As stated before, quantifying natural selection in natural populations is essential in evolutionary biology, as it represents a first step to understand the evolution of phenotypic traits (Endler, 1986). Nevertheless, the analysis of selection through space and time should be also accompanied by the biological importance of the effect (Nakagawa & Cuthill, 2007), that is, a relevant interpretation of an estimated magnitude of an effect from selection coefficients.
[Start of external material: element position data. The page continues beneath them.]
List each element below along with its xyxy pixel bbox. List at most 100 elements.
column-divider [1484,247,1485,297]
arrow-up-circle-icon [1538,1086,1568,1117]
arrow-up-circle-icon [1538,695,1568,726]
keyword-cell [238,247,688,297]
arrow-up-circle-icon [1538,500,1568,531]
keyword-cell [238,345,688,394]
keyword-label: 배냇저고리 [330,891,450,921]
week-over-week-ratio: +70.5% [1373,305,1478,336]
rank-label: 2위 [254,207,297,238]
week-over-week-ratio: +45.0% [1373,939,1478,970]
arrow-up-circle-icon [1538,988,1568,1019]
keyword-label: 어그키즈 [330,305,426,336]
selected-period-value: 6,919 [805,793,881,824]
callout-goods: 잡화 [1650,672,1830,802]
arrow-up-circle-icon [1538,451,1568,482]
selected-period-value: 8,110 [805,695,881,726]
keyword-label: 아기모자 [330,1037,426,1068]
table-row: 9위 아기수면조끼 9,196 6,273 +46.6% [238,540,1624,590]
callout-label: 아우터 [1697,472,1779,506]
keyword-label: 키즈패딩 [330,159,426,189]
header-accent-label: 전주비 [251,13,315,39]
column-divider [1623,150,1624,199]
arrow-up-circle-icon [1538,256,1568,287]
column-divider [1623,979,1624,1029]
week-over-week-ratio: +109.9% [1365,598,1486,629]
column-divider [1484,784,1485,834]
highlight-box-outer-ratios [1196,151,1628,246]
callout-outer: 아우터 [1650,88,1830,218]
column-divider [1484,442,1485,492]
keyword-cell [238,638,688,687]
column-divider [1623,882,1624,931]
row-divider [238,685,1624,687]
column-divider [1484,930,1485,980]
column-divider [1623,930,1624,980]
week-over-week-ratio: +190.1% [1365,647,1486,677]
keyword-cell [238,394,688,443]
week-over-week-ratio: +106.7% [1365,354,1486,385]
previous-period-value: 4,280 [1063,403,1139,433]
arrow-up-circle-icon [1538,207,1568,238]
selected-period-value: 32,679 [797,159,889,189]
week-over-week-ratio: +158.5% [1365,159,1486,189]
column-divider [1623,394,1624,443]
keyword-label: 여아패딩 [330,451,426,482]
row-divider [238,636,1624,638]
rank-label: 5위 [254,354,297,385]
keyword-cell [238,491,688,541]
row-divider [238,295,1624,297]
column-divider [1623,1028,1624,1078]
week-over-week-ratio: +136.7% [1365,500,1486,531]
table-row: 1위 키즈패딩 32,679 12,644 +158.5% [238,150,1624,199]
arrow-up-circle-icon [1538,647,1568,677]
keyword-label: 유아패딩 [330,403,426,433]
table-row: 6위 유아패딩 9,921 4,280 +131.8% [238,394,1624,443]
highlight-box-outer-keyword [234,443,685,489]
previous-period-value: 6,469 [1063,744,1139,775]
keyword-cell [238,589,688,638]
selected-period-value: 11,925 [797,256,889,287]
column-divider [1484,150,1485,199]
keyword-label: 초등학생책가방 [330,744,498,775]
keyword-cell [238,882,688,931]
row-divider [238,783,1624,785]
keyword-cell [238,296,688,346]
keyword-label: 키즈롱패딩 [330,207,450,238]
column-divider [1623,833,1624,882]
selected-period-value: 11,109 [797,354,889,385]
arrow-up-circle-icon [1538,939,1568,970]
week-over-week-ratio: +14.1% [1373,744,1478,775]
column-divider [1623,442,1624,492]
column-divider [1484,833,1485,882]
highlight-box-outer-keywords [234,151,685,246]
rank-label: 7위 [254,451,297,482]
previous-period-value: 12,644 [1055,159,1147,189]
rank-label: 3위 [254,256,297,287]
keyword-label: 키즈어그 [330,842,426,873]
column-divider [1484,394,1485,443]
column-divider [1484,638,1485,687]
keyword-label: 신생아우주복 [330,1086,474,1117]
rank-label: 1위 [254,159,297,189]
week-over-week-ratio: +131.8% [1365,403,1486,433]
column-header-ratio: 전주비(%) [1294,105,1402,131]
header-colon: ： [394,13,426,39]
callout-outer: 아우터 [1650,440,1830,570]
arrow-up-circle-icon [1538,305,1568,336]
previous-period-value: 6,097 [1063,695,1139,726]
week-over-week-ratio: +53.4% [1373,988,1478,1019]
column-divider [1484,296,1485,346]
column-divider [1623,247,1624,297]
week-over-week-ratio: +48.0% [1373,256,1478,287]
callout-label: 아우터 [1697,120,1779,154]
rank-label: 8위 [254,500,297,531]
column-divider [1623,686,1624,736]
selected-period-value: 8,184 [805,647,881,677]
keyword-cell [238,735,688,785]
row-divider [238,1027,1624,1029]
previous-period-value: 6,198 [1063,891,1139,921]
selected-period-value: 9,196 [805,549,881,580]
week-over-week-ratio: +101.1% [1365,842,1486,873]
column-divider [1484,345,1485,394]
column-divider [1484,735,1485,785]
Assessing the significance of individual selection gradients through p-values may be of little importance, as it mostly relies on sampling size, which in turn would be impaired by some correction on multiple testing. As Calsbeek and McPeek (2016) point out, selection regimes, temporal variability, types of characters, population sizes and environmental effects are the interesting elements about measuring natural selection in the wild, rather than its intensity. In practice, natural selection studies should not only report selection gradients and their associated standard errors, but also an overall effect size measure for each selection gradient (if applicable), and p-values of these effect sizes. Overall, the main message here is that considering several selection gradients to obtain a single p-value would be more relevant than computing a p-value for each selection gradient, as it is expected to provide a clearer picture of the general pattern of selection in nature.